Ahmed Moati, CEO of Kuwaiti VI Markets Egypt, a firm specialising in tracking global capital markets including in Egypt, told Al-Ahram Weekly that while inflation is expected to rise, it will do so at a slow pace, increasing by between one per cent and three per cent maximum during 2022.
Moati attributed the projection to Egypt’s ability to contain inflation thanks to projects being implemented particularly in the industrial, agricultural, information and communication technology (ICT) sectors.
He said the government’s strategy to expand agricultural production had helped to secure food stuffs for local demand, especially amid ongoing supply chain disruptions. This had met the food needs of the country’s growing population and prevented shortages, which typically push up prices.
Moati expects inflation to slow down in 2023 driven by widescale vaccination against Covid-19 and the economic recovery on the global and local levels.

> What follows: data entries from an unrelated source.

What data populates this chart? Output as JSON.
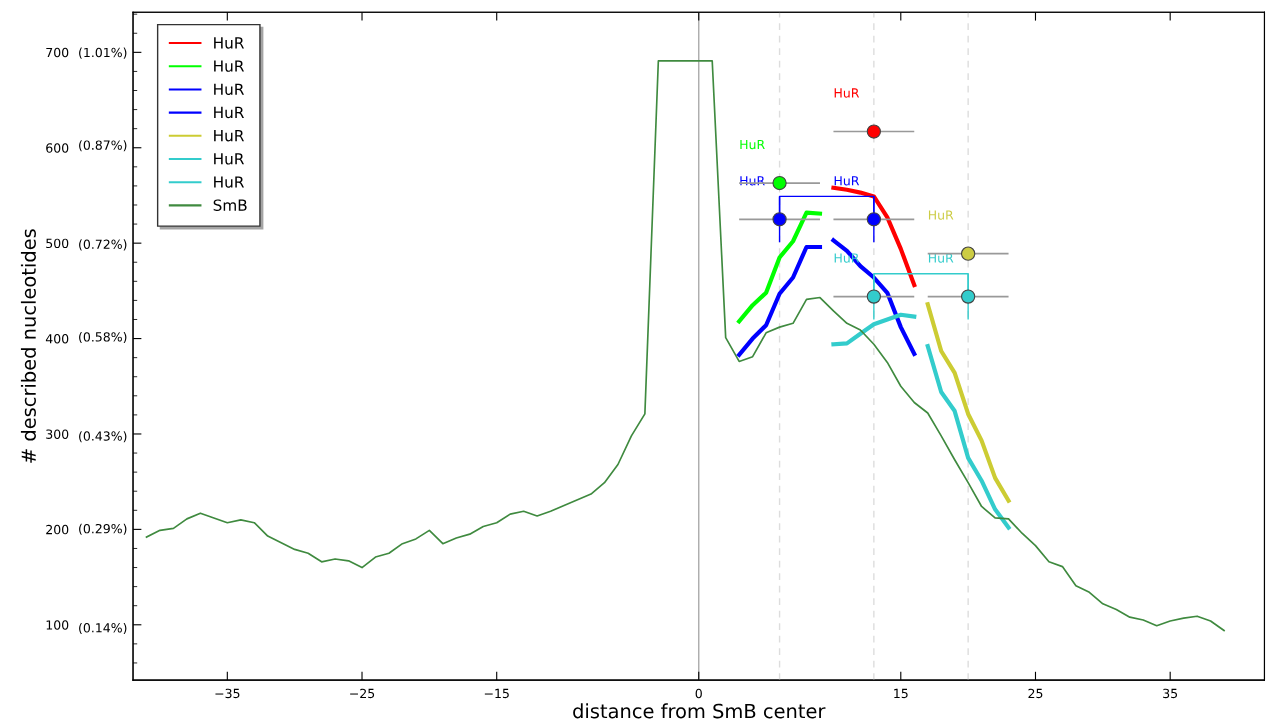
{
  "chart_data": {
    "type": "line",
    "xlabel": "distance from SmB center",
    "ylabel": "# described nucleotides",
    "xlim": [
      -42,
      42
    ],
    "ylim": [
      42,
      742
    ],
    "y2lim": [
      0.0606,
      1.0706
    ],
    "xticks": [
      -35,
      -25,
      -15,
      0,
      15,
      25,
      35
    ],
    "yticks": [
      100,
      200,
      300,
      400,
      500,
      600,
      700
    ],
    "y2ticks": [
      {
        "value": 0.14,
        "label": "(0.14%)"
      },
      {
        "value": 0.29,
        "label": "(0.29%)"
      },
      {
        "value": 0.43,
        "label": "(0.43%)"
      },
      {
        "value": 0.58,
        "label": "(0.58%)"
      },
      {
        "value": 0.72,
        "label": "(0.72%)"
      },
      {
        "value": 0.87,
        "label": "(0.87%)"
      },
      {
        "value": 1.01,
        "label": "(1.01%)"
      }
    ],
    "annotations": [
      {
        "text": "HuR",
        "x": 13,
        "y": 617
      },
      {
        "text": "HuR",
        "x": 6,
        "y": 563
      },
      {
        "text": "HuR",
        "x": 6,
        "y": 525
      },
      {
        "text": "HuR",
        "x": 13,
        "y": 525
      },
      {
        "text": "HuR",
        "x": 20,
        "y": 489
      },
      {
        "text": "HuR",
        "x": 13,
        "y": 444
      },
      {
        "text": "HuR",
        "x": 20,
        "y": 444
      }
    ],
    "grid": false,
    "legend": "top left",
    "marker": "none",
    "line_style": "solid",
    "ref_lines": [
      {
        "axis": "x",
        "value": 0,
        "color": "#aaaaaa",
        "line_style": "solid"
      },
      {
        "axis": "x",
        "value": 6,
        "color": "#dddddd",
        "line_style": "dashed"
      },
      {
        "axis": "x",
        "value": 13,
        "color": "#dddddd",
        "line_style": "dashed"
      },
      {
        "axis": "x",
        "value": 20,
        "color": "#dddddd",
        "line_style": "dashed"
      }
    ],
    "series": [
      {
        "name": "HuR",
        "color": "#ff0000",
        "x": [
          10,
          11,
          12,
          13,
          14,
          15,
          16
        ],
        "values": [
          558,
          556,
          553,
          549,
          527,
          494,
          456
        ]
      },
      {
        "name": "HuR",
        "color": "#00ff00",
        "x": [
          3,
          4,
          5,
          6,
          7,
          8,
          9
        ],
        "values": [
          418,
          435,
          448,
          485,
          502,
          532,
          531
        ]
      },
      {
        "name": "HuR",
        "color": "#0000ff",
        "x": [
          3,
          4,
          5,
          6,
          7,
          8,
          9
        ],
        "values": [
          383,
          400,
          414,
          447,
          464,
          496,
          496
        ]
      },
      {
        "name": "HuR",
        "color": "#0000ff",
        "x": [
          10,
          11,
          12,
          13,
          14,
          15,
          16
        ],
        "values": [
          503,
          492,
          476,
          464,
          448,
          412,
          384
        ]
      },
      {
        "name": "HuR",
        "color": "#cccc33",
        "x": [
          17,
          18,
          19,
          20,
          21,
          22,
          23
        ],
        "values": [
          436,
          387,
          364,
          321,
          293,
          254,
          230
        ]
      },
      {
        "name": "HuR",
        "color": "#33cccc",
        "x": [
          10,
          11,
          12,
          13,
          14,
          15,
          16
        ],
        "values": [
          394,
          395,
          405,
          415,
          420,
          425,
          423
        ]
      },
      {
        "name": "HuR",
        "color": "#33cccc",
        "x": [
          17,
          18,
          19,
          20,
          21,
          22,
          23
        ],
        "values": [
          392,
          344,
          324,
          275,
          251,
          221,
          202
        ]
      },
      {
        "name": "SmB",
        "color": "#3f8a3f",
        "x": [
          -41,
          -40,
          -39,
          -38,
          -37,
          -36,
          -35,
          -34,
          -33,
          -32,
          -31,
          -30,
          -29,
          -28,
          -27,
          -26,
          -25,
          -24,
          -23,
          -22,
          -21,
          -20,
          -19,
          -18,
          -17,
          -16,
          -15,
          -14,
          -13,
          -12,
          -11,
          -10,
          -9,
          -8,
          -7,
          -6,
          -5,
          -4,
          -3,
          -2,
          -1,
          0,
          1,
          2,
          3,
          4,
          5,
          6,
          7,
          8,
          9,
          10,
          11,
          12,
          13,
          14,
          15,
          16,
          17,
          18,
          19,
          20,
          21,
          22,
          23,
          24,
          25,
          26,
          27,
          28,
          29,
          30,
          31,
          32,
          33,
          34,
          35,
          36,
          37,
          38,
          39
        ],
        "values": [
          192,
          199,
          201,
          211,
          217,
          212,
          207,
          210,
          207,
          193,
          186,
          179,
          175,
          166,
          169,
          167,
          160,
          171,
          175,
          185,
          190,
          199,
          185,
          191,
          195,
          203,
          207,
          216,
          219,
          214,
          219,
          225,
          231,
          237,
          249,
          268,
          298,
          321,
          691,
          691,
          691,
          691,
          691,
          401,
          376,
          381,
          406,
          412,
          416,
          441,
          443,
          429,
          416,
          409,
          394,
          375,
          350,
          333,
          322,
          298,
          273,
          249,
          224,
          212,
          211,
          196,
          183,
          166,
          161,
          141,
          134,
          122,
          116,
          108,
          105,
          99,
          104,
          107,
          109,
          104,
          94
        ]
      },
      {
        "type": "scatter",
        "marker": "circle",
        "color": "#ff0000",
        "x": [
          13
        ],
        "values": [
          617
        ],
        "xerrors": [
          3
        ]
      },
      {
        "type": "scatter",
        "marker": "circle",
        "color": "#00ff00",
        "x": [
          6
        ],
        "values": [
          563
        ],
        "xerrors": [
          3
        ]
      },
      {
        "type": "scatter",
        "marker": "circle",
        "color": "#0000ff",
        "x": [
          6,
          13
        ],
        "values": [
          525,
          525
        ],
        "xerrors": [
          3,
          3
        ],
        "errors": [
          24,
          24
        ]
      },
      {
        "type": "scatter",
        "marker": "circle",
        "color": "#cccc44",
        "x": [
          20
        ],
        "values": [
          489
        ],
        "xerrors": [
          3
        ]
      },
      {
        "type": "scatter",
        "marker": "circle",
        "color": "#33cccc",
        "x": [
          13,
          20
        ],
        "values": [
          444,
          444
        ],
        "xerrors": [
          3,
          3
        ],
        "errors": [
          24,
          24
        ]
      }
    ]
  }
}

Prime Holding senior economist Mona Bedair expects Egypt’s inflation to hit eight per cent in 2022, fuelled by increases in foodstuff prices globally, especially of wheat, grain, sugar, and food oil.
The increases are being driven by climate-change related issues that affect agricultural productivity in a number of markets, including Brazil and Russia, as well as by expected increases in global oil prices amid rising demand, Bedair said.

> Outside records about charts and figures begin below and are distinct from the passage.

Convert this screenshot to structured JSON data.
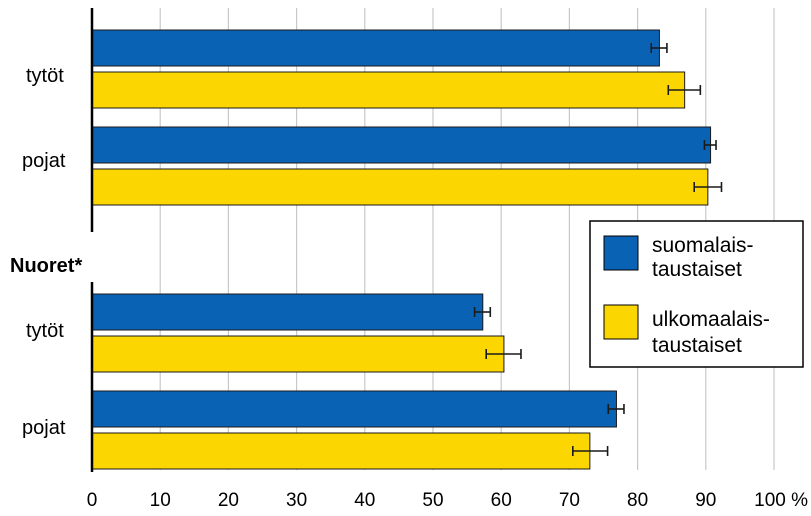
{
  "chart_data": {
    "type": "bar",
    "orientation": "horizontal",
    "groups": [
      {
        "label": "",
        "categories": [
          "tytöt",
          "pojat"
        ],
        "series": [
          {
            "name": "suomalais-taustaiset",
            "values": [
              83.2,
              90.7
            ],
            "error": [
              [
                82.0,
                84.3
              ],
              [
                89.8,
                91.5
              ]
            ]
          },
          {
            "name": "ulkomaalais-taustaiset",
            "values": [
              86.9,
              90.3
            ],
            "error": [
              [
                84.5,
                89.2
              ],
              [
                88.3,
                92.3
              ]
            ]
          }
        ]
      },
      {
        "label": "Nuoret*",
        "categories": [
          "tytöt",
          "pojat"
        ],
        "series": [
          {
            "name": "suomalais-taustaiset",
            "values": [
              57.3,
              76.9
            ],
            "error": [
              [
                56.1,
                58.4
              ],
              [
                75.7,
                78.0
              ]
            ]
          },
          {
            "name": "ulkomaalais-taustaiset",
            "values": [
              60.4,
              73.0
            ],
            "error": [
              [
                57.8,
                62.9
              ],
              [
                70.5,
                75.6
              ]
            ]
          }
        ]
      }
    ],
    "xlim": [
      0,
      100
    ],
    "xticks": [
      "0",
      "10",
      "20",
      "30",
      "40",
      "50",
      "60",
      "70",
      "80",
      "90",
      "100 %"
    ],
    "grid": true,
    "legend": {
      "position": "right-middle",
      "entries": [
        {
          "lines": [
            "suomalais-",
            "taustaiset"
          ],
          "color": "#0a62b4"
        },
        {
          "lines": [
            "ulkomaalais-",
            "taustaiset"
          ],
          "color": "#fcd600"
        }
      ]
    },
    "colors": {
      "series1": "#0a62b4",
      "series2": "#fcd600",
      "grid": "#c8c8c8",
      "axis": "#000000"
    }
  }
}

She expects the government to restructure the country’s subsidies system and increase prices, including on petrol, to accommodate the rises in global prices. Supply chain disruptions also weigh on Egypt’s inflation, but these are expected to soften in the second half of 2022.
On a global level, Moati said the US Federal Reserve (FED) was expected to initiate its tapering policy at its scheduled 28 January meeting. In its final meeting for 2021, the FED maintained interest rates, announcing that it plans to raise them in 2022 to cope with rising global inflation and increases in US unemployment.

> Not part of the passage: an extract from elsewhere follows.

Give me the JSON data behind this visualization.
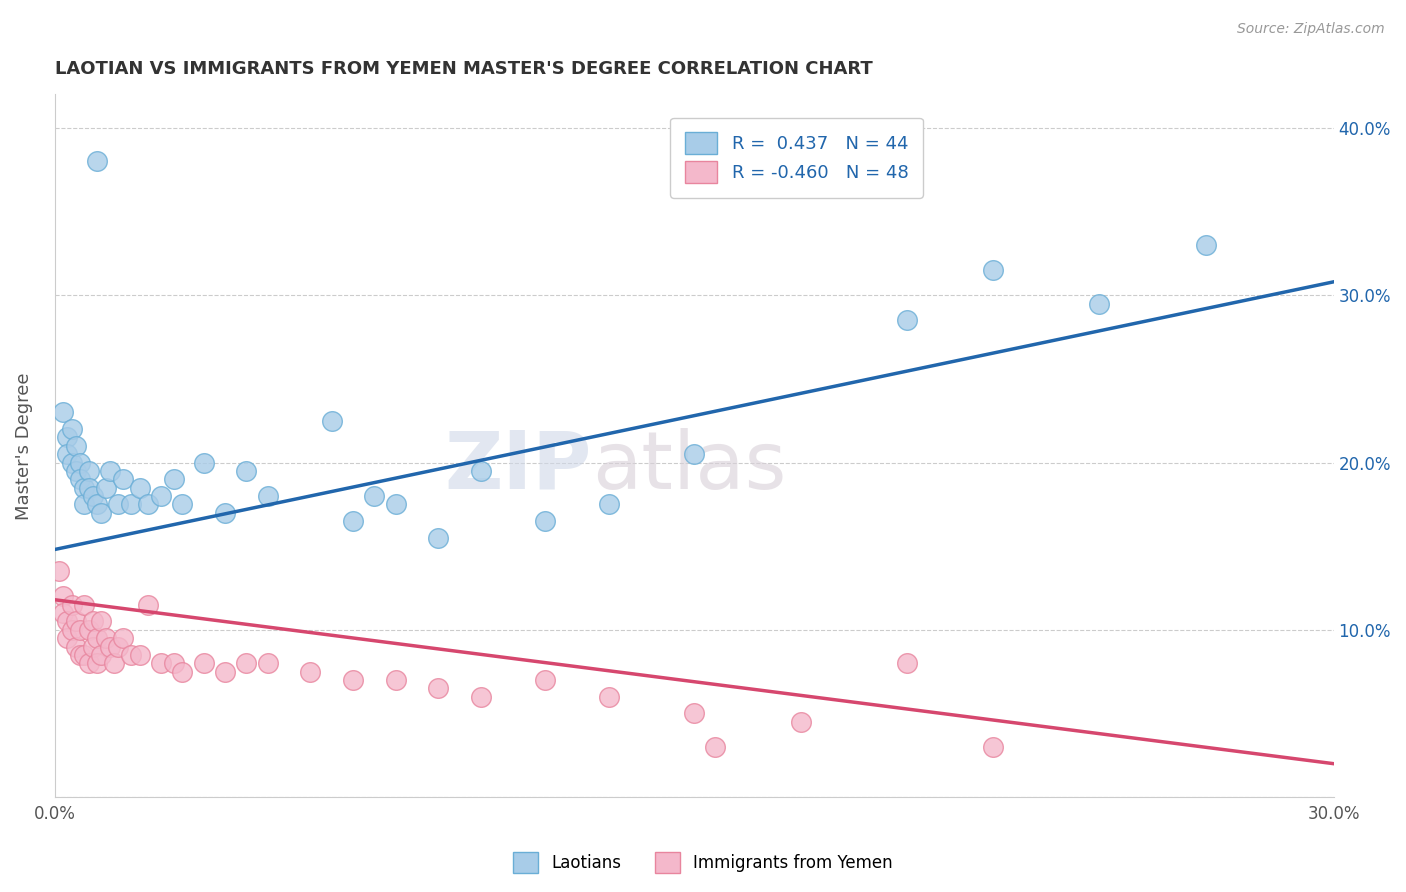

The global credit-rating agency Moody’s said on Monday that strong consumer spending, a steadily tightening labour market, high inflation, and the surge of the Omicron variant imply that current US monetary policy is highly accommodative, given that inflation reached seven per cent in December 2021, and interest rates are deeply negative, all indicating an earlier and faster monetary policy normalisation.
The “FED is well placed to move to a neutral monetary stance starting in March 2022, and we now expect three US interest rate hikes this year, compared with our November expectation of none until 2023,” Moody’s said.
The FED meeting, a few days before the CBE’s Monetary Policy Committee (MPC) meeting in Cairo, will likely affect interest rates in Egypt. Any rate increases by the FED might prompt the CBE to increase rates as well as to maintain the interest of foreign investors in Egyptian treasury bills and prevent a possible flight of portfolio investments.
The MPC meeting, scheduled for 3 February, will review the CBE’s key interest rates after the MPC maintained them over the eight meetings it held in 2021.
The overnight deposit rate, overnight lending rate, and the rate of main operations were kept unchanged at 8.25 per cent, 9.25 per cent and 8.75 per cent, respectively. The discount rate was left unchanged at 8.75 per cent.
*A version of this article appears in print in the 20 January, 2022 edition of Al-Ahram Weekly.